Understanding shoulder pain in racquet sports
(tennis, paddle, …)
Shoulder pain during sports activity in which it is necessary to raise the hand and arm above the head, is relatively common and difficult to treat, for different reasons:
- The origin is uncertain. There is usually no initial trauma, but it is the cause of a mechanism of overutilization.
- A wide variety of conditions can cause it, but the specific cause can be difficult to diagnose.
- Non-surgical treatment is a challenge for specialized physiotherapists.
Biomechanics of the launch.
At the time of the impact of the racquet with the ball are involved muscle groups of the lower extremities, abdomen, trunk and the most distal part of the upper extremities, to achieve transmit the maximum power of acceleration at the time of impact. This coordinated movement has become known as the "kinetic chain of the launch".
The athlete needs an extreme range of motion of his shoulder, which assists him to reach the maximum power of acceleration at the time of impact, but at the same time it is also necessary that there is sufficient stability at the joint level to prevent the appearance of injuries by the enormous forces generated during this movement.
The athlete's shoulder undergoes a series of adaptations in response to the forces it must withstand:
- Increased muscles of the dominant arm.
- Anterior inclination of the scapula.
- Shoulder asymmetry.
- Increased external shoulder rotation.
Diagnostic approach and complementary imaging tests.
The initial assessment includes:
- In-depth analysis of the history of onset of pain.
- Physical exam:
- Range of motion and muscle power.
- Neuro-vascular and cervical examination.
- Magnetic resonance imaging and/or arthrosonance present greater sensitivity and specificity for the diagnosis of labrum lesions and partial cuff lesions.
Most Common Injuries
Internal glenohumeral rotation deficit
Once the racquet has impacted the ball, a deceleration phase begins in which the posterior capsule of the shoulder joint is tightened to slow the movement. The repetition of this phenomenon causes contractures of the posterior capsule, which ends up losing its normal elasticity. Typically these athletes have an excess of external rotation and a deficit of internal rotation.
The treatment with the highest success rate (90%) it consists of performing exercises aimed at recovering the elasticity of the posterior capsule.

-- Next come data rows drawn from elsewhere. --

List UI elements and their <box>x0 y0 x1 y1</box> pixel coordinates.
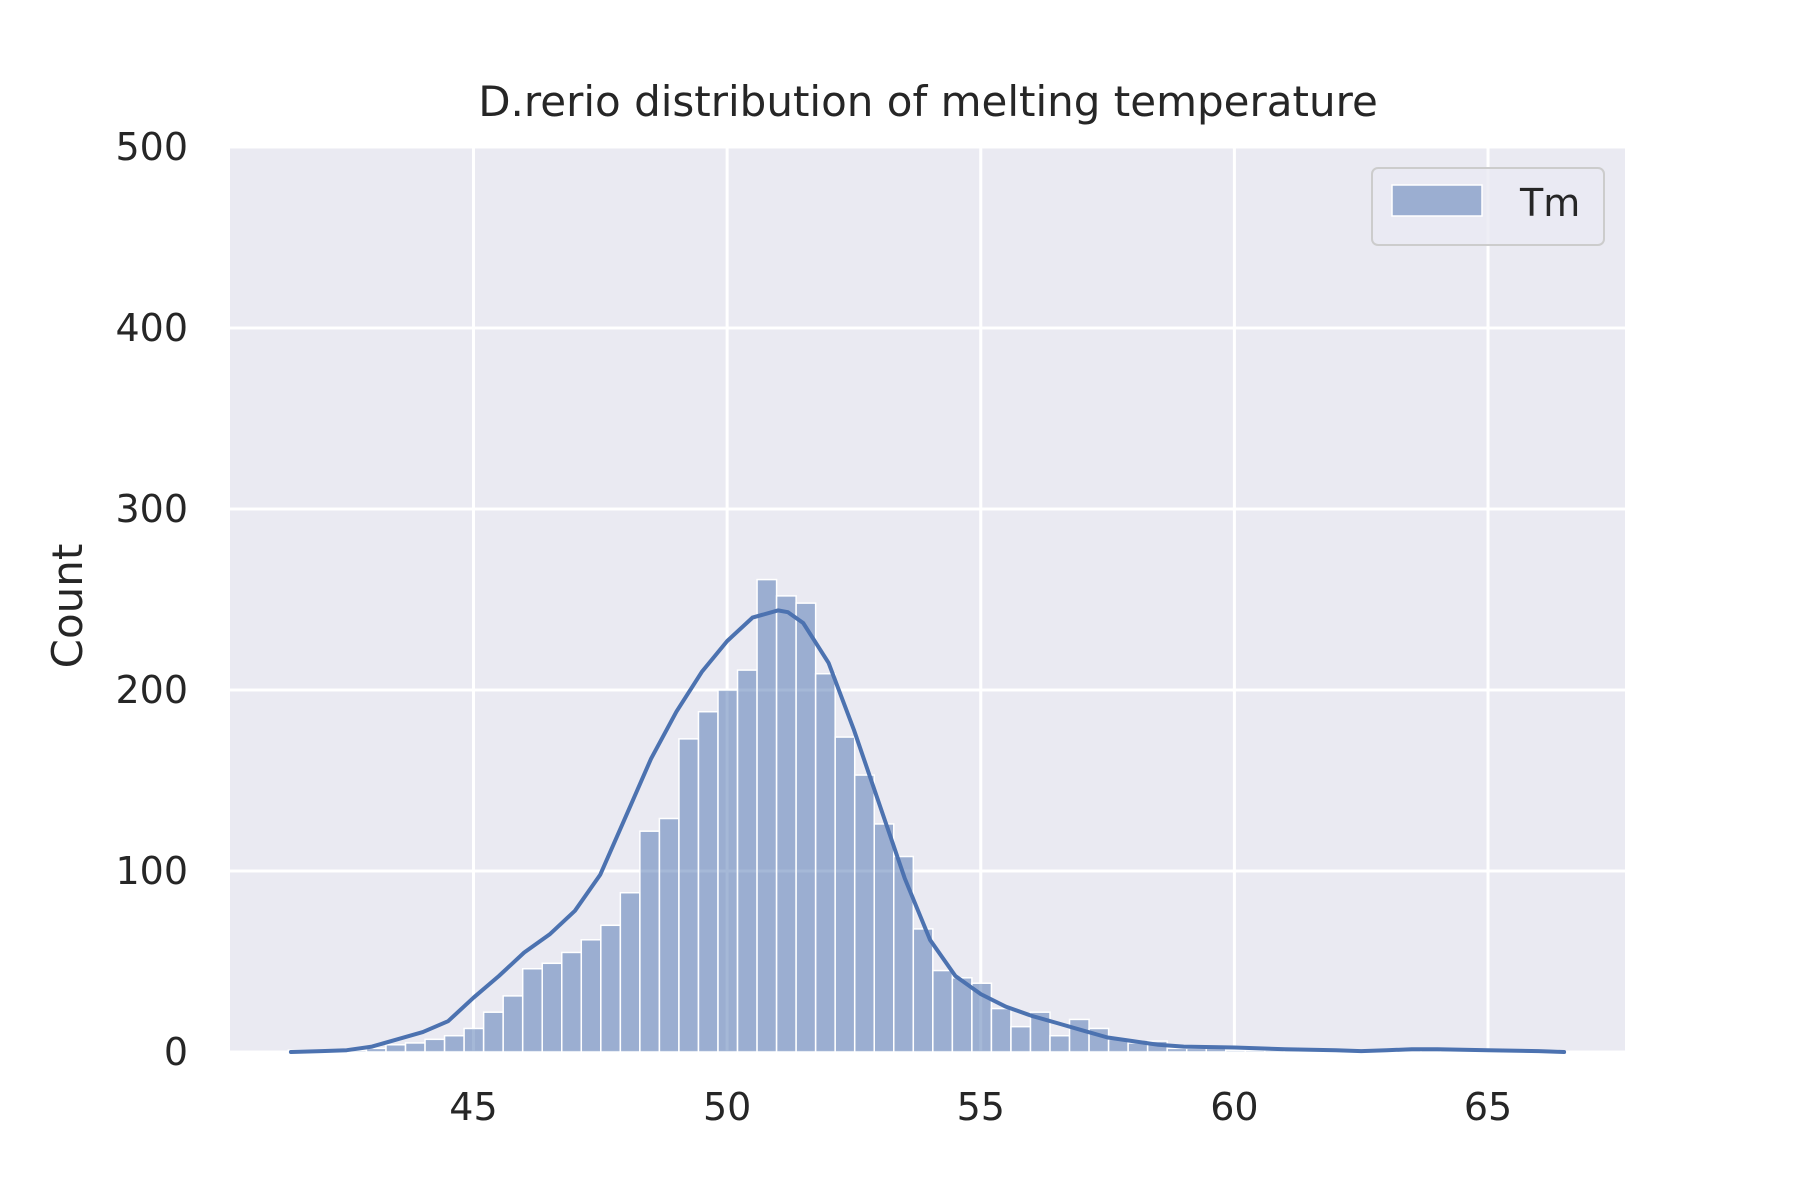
x-tick-label: 65 <box>1464 1085 1512 1129</box>
histogram-bar <box>990 1007 1012 1053</box>
plot-background <box>230 147 1625 1052</box>
y-tick-label: 400 <box>115 306 188 350</box>
y-axis-label: Count <box>43 544 92 669</box>
y-tick-label: 100 <box>115 849 188 893</box>
histogram-bar <box>717 689 739 1053</box>
histogram-bar <box>1225 1049 1247 1053</box>
histogram-bar <box>775 595 797 1053</box>
x-tick-label: 45 <box>449 1085 497 1129</box>
histogram-bar <box>795 602 817 1053</box>
histogram-bar <box>951 977 973 1053</box>
x-tick-labels: 45 50 55 60 65 <box>449 1085 1512 1129</box>
histogram-bar <box>873 823 895 1053</box>
histogram-bar <box>443 1034 465 1053</box>
histogram-bar <box>1010 1025 1032 1053</box>
histogram-bar <box>853 774 875 1053</box>
histogram-bar <box>404 1042 426 1053</box>
histogram-bar <box>619 891 641 1053</box>
histogram-bar <box>678 738 700 1053</box>
histogram-bar <box>385 1044 407 1053</box>
histogram-bar <box>834 736 856 1053</box>
legend-swatch <box>1391 184 1483 217</box>
histogram-bar <box>932 969 954 1053</box>
histogram-bar <box>561 951 583 1053</box>
histogram-bar <box>541 962 563 1053</box>
histogram-bar <box>521 967 543 1053</box>
histogram-bar <box>893 855 915 1053</box>
x-tick-label: 60 <box>1210 1085 1258 1129</box>
histogram-bar <box>912 928 934 1053</box>
x-tick-label: 55 <box>957 1085 1005 1129</box>
histogram-bar <box>639 830 661 1053</box>
legend: Tm <box>1371 167 1605 246</box>
y-tick-label: 300 <box>115 487 188 531</box>
histogram-bar <box>424 1038 446 1053</box>
histogram-bar <box>697 710 719 1053</box>
histogram-bar <box>1068 1018 1090 1053</box>
histogram-bar <box>580 939 602 1053</box>
histogram-bar <box>1049 1034 1071 1053</box>
histogram-bar <box>463 1027 485 1053</box>
y-tick-labels: 0 100 200 300 400 500 <box>115 125 188 1074</box>
histogram-bars <box>287 578 1559 1053</box>
histogram-bar <box>482 1011 504 1053</box>
chart-title: D.rerio distribution of melting temperat… <box>478 77 1378 126</box>
histogram-bar <box>756 578 778 1053</box>
histogram-bar <box>736 669 758 1053</box>
histogram-bar <box>1166 1047 1188 1053</box>
histogram-bar <box>1029 1011 1051 1053</box>
x-tick-label: 50 <box>703 1085 751 1129</box>
kde-curve <box>288 608 1567 1054</box>
histogram-bar <box>814 672 836 1053</box>
y-tick-label: 200 <box>115 668 188 712</box>
y-tick-label: 0 <box>164 1030 188 1074</box>
histogram-bar <box>658 817 680 1053</box>
y-tick-label: 500 <box>115 125 188 169</box>
legend-label: Tm <box>1519 181 1580 225</box>
histogram-bar <box>600 924 622 1053</box>
histogram-bar <box>502 995 524 1053</box>
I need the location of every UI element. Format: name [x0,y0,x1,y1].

In this injury there is a rupture or tearing of the insertion of the long portion of the biceps at the upper edge of the glenoid and labrum and it is one of the most frequent injuries in these athletes. It is characterized by a decrease in power and deep pain in the shoulder.
It is recommended to start with a non-surgical treatment of the lesion and proceed to surgical repair if the symptomatology persists despite physiotherapy. Surgical treatment consists of arthroscopic repair of the break.
The degree of injury is variable, ranging from inflammation or tendinitis, to partial breaks and less often complete breaks.
While tendinitis and partial ruptures can be recovered with more or less prolonged rehabilitative treatment, complete ruptures usually require arthroscopic repair of the lesion.
The greater the complexity of the injury, the lower the rate of patients who manage to return to the pre-injury competitive level.
It is an scapular asymmetry of the thrower's arm with respect to the contralateral, in which it is slightly lower and anterior and presents a more developed musculature. The alteration of the position of the scapula is accompanied by an alteration in the mechanics of the movement of the shoulder, which produces pain.
The treatment par excellence is directed physiotherapy emphasizing the reeducation of the coordination of the periscapular musculature.
Instability and laxity
One of the most prevalent theories about the cause of shoulder pain in these athletes is that excessive ligamentous laxity can occur secondary to overuse, which leads to instability, so it is necessary to investigate the presence of structural joint injuries.
Initially the recommended treatment is non-surgical, although if it is not effective and if there are structural lesions, arthroscopic surgical treatment is indicated.